Plus récemment, le reportage d’Arte relate les travaux exceptionnels du Dr Youri Nikolaev qui dirigeait un centre de psychiatrie en URSS dans les années 60. Ce médecin eu le courage et la curiosité de suivre une intuition étonnante. Confronté à un patient schizophrène qui refusait la nourriture et qui restait prostré dans son lit, il décida de ne pas le nourrir de force ni de lui donner les médicaments qui faisaient partie du protocole habituel (camisole chimique). A son 5eme jour de jeûne, ce psychiatre constata que le patient « sorti de son négativisme et ouvrit les yeux » (note du médecin), le 10eme jour « il alla marcher mais gardait toujours le silence », le 15eme jour « il bu un verre de jus de Pomme et revint à la vie sociale ». Le Dr Nikolaev fit jeûner (entre 10 et 40 jours) plus de 8000 patients issus de la grande psychiatrie ; 70% d’entre eux s’améliorèrent nettement et 40% retrouvèrent une vie sociale normale. Il constata aussi de nettes améliorations sur le plan somatique : asthme, hypertension, rhumatisme… évoluaient positivement, si bien qu’il interpella les pouvoirs publics et reçu un écho favorable de la part de médecins militaires qui reprirent ses travaux. Depuis, dans certaines régions de la Russie, le jeûne est devenu un élément central de la politique de santé publique. Les cures de jeûne sont même remboursées lorsqu’elles sont faites dans le cadre d’un suivi médical comme c’est le cas au Sanatorium de Gorinschinsk (Sibérie).
Depuis plus de cent ans, certains médecins (peu nombreux il est vrai !) ont réalisé des jeûnes expérimentaux. Le Dr Luggi Lucciani, professeur de physiologie à l’Université de Rome, étudia un jeûne de trente jours entrepri par Succi en 1889. Le Professeur A. Levanzin, de Malte, en 1912 vint en Amérique afin d’être observé pendant qu’il faisait un jeûne d’une durée de 31 jours tout en subissant une batterie d’examens médicaux (pouls, pression sanguine, taux respiratoire, analyse sanguine et urinaire, mesures anthropométriques, étude de la pousse des cheveux…).
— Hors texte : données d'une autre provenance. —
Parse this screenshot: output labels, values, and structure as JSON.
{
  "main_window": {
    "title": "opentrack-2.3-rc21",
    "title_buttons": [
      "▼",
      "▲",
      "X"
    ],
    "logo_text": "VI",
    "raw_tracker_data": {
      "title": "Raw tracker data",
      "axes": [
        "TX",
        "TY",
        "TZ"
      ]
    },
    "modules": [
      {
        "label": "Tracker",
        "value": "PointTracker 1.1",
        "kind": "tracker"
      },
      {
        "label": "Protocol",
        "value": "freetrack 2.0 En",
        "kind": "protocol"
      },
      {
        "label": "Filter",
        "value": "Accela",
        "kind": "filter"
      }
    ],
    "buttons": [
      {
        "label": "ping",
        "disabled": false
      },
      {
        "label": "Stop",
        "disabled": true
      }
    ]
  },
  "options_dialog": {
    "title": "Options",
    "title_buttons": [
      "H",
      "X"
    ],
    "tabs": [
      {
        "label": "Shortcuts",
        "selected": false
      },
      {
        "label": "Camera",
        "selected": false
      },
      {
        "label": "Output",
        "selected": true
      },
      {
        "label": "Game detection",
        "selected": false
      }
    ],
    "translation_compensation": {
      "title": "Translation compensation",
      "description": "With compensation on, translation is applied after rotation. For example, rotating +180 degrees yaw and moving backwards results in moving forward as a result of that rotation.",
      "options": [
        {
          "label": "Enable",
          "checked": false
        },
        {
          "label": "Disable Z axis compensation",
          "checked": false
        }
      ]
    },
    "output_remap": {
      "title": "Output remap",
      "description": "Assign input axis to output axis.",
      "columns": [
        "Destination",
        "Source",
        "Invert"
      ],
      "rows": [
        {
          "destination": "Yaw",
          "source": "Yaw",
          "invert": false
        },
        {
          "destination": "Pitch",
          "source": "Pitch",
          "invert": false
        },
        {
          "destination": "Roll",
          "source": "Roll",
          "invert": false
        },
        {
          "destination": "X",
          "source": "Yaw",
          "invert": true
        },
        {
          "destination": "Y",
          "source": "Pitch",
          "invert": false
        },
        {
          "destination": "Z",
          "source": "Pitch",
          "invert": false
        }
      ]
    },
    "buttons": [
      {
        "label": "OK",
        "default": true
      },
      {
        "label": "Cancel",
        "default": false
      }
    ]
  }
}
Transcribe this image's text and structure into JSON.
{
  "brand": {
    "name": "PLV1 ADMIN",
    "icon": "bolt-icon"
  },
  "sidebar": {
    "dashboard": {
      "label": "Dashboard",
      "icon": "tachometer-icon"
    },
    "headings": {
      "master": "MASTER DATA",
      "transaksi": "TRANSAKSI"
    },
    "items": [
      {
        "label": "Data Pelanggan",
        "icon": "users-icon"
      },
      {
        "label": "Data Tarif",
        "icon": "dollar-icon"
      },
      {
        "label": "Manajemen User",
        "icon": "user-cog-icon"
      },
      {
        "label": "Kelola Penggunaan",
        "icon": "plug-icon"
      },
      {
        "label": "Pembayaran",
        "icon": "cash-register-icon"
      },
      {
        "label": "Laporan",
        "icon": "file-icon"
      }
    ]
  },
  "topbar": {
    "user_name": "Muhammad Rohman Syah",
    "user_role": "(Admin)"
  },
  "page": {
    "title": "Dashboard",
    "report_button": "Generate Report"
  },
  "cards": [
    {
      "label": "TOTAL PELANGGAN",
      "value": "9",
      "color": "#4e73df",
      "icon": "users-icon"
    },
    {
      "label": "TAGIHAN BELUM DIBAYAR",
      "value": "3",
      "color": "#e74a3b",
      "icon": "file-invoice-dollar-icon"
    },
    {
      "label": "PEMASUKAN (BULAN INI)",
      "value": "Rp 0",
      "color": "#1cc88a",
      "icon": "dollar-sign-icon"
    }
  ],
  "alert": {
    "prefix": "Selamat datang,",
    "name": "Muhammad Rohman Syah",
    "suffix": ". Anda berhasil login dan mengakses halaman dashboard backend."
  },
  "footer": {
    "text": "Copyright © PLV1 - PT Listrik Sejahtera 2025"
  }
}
Mais, outre le fait de constater que le jeûne favorise des adaptations organiques particulières et apporte fréquemment des améliorations physiques et mentales spectaculaires ainsi que des guérisons « quasi inimaginables », les raisons de ces guérisons restent toujours mystérieuses pour la médecine officielle. Les dix mille dossiers conservés au Sanatorium de Gorischinsk témoignent de ces résultats spectaculaires (film Arte, op cit).
Alors quels mécanismes physiologiques président à l’amélioration des états morbides lors du jeûne ?
Les médecins se trouvent désemparés face à un organisme qui se guérit par lui-même (sans aucune intervention médicale) alors qu’il est privé de ce qui est sensé lui apporter de l’énergie (dans la conception allopathique): l’aliment. Nous pensons que la clef de cette compréhension ne pourra advenir que dans le changement de conception de la santé et de la maladie : -« Il faut être capable de se mettre « la tête à l’envers » pour admettre les bienfaits du jeûne » affirmait le fils de Nicolaev dans le reportage d’Arte.
Nous allons poser l’hypothèse que l’une des clefs de la compréhension des mécanismes physiologiques qui favorise la guérison durant le jeûne repose sur la capacité du corps à utiliser à bon escient la force vitale (énergie nerveuse et glandulaire).